Letter: Internet users better keep eye on the road
Published 5:32 pm, Thursday, December 14, 2017
Just suppose New York state decided to close a big budget deficit by selling state roads, and local governments got on the same bandwagon. Suppose further that big corporations like Walmart, Amazon, Apple, etc. bought the roads.
To recover a return on their investments, road owners then charged tolls and set new speed limits on their roads. Walmart roads had higher tolls leading to Target stores and for trucks delivering for Amazon. Amazon increased tolls and lowered speed limits on roads leading to Walmart and Target stores. It would be the end of "road neutrality." Travel by road as we know it would be over.
We've come to take "road neutrality" on the internet the same way, thanks to previous policies that treated the net as a public road. That's net neutrality: all travelers (surfers and content providers) got treated alike.
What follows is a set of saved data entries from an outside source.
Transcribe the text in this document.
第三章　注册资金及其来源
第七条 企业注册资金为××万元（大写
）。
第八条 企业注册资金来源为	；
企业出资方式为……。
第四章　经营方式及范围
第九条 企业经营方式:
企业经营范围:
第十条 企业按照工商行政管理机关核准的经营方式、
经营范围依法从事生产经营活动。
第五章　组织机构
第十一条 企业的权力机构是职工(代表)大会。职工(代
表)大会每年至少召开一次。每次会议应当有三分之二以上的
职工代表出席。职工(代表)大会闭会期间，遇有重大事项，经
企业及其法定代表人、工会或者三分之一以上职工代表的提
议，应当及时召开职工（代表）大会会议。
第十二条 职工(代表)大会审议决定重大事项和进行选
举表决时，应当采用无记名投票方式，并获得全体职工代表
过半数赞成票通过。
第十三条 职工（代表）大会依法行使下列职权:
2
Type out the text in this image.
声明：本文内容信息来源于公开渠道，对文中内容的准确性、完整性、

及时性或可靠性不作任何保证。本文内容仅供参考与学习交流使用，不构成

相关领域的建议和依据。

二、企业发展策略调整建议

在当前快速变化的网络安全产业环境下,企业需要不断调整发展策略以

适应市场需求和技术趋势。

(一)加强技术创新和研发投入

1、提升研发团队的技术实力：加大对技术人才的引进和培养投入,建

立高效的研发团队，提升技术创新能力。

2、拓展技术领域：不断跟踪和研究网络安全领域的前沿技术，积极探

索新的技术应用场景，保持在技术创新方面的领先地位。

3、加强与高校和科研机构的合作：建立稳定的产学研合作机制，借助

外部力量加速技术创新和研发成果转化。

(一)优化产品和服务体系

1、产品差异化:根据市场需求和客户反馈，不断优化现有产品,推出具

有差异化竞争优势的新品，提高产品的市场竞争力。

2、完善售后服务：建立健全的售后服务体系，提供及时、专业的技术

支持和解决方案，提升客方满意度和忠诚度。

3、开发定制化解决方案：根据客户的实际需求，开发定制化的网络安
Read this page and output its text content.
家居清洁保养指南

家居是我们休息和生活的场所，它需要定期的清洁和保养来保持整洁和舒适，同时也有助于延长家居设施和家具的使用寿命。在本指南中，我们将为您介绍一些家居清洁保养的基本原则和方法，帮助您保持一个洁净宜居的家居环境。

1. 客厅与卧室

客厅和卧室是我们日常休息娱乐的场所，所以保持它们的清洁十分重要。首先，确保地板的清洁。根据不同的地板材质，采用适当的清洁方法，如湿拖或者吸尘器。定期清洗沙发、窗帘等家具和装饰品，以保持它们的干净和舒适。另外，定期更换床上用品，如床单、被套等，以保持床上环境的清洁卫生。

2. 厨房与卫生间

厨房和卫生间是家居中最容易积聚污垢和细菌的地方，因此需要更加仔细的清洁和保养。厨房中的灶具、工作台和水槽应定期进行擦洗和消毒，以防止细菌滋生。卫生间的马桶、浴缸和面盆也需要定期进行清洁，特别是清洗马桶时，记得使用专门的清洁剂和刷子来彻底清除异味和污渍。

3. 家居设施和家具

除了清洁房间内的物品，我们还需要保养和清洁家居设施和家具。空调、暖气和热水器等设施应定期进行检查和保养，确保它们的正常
That's no longer. The Trump administration's Federal Communications Commission is killing net neutrality. And the companies who own the "roads" we surf on — Spectrum, Verizon, etc. — get to change routes and speed limits as they choose. With the new Trump policies, they can control where and how fast one goes, what one can see, and how much more it will cost.
Does anyone believe that will improve internet use for the general public? And who benefits? Certainly not the individual internet user. Once again, the White House and Republican Party come to the aid of their corporate sponsors.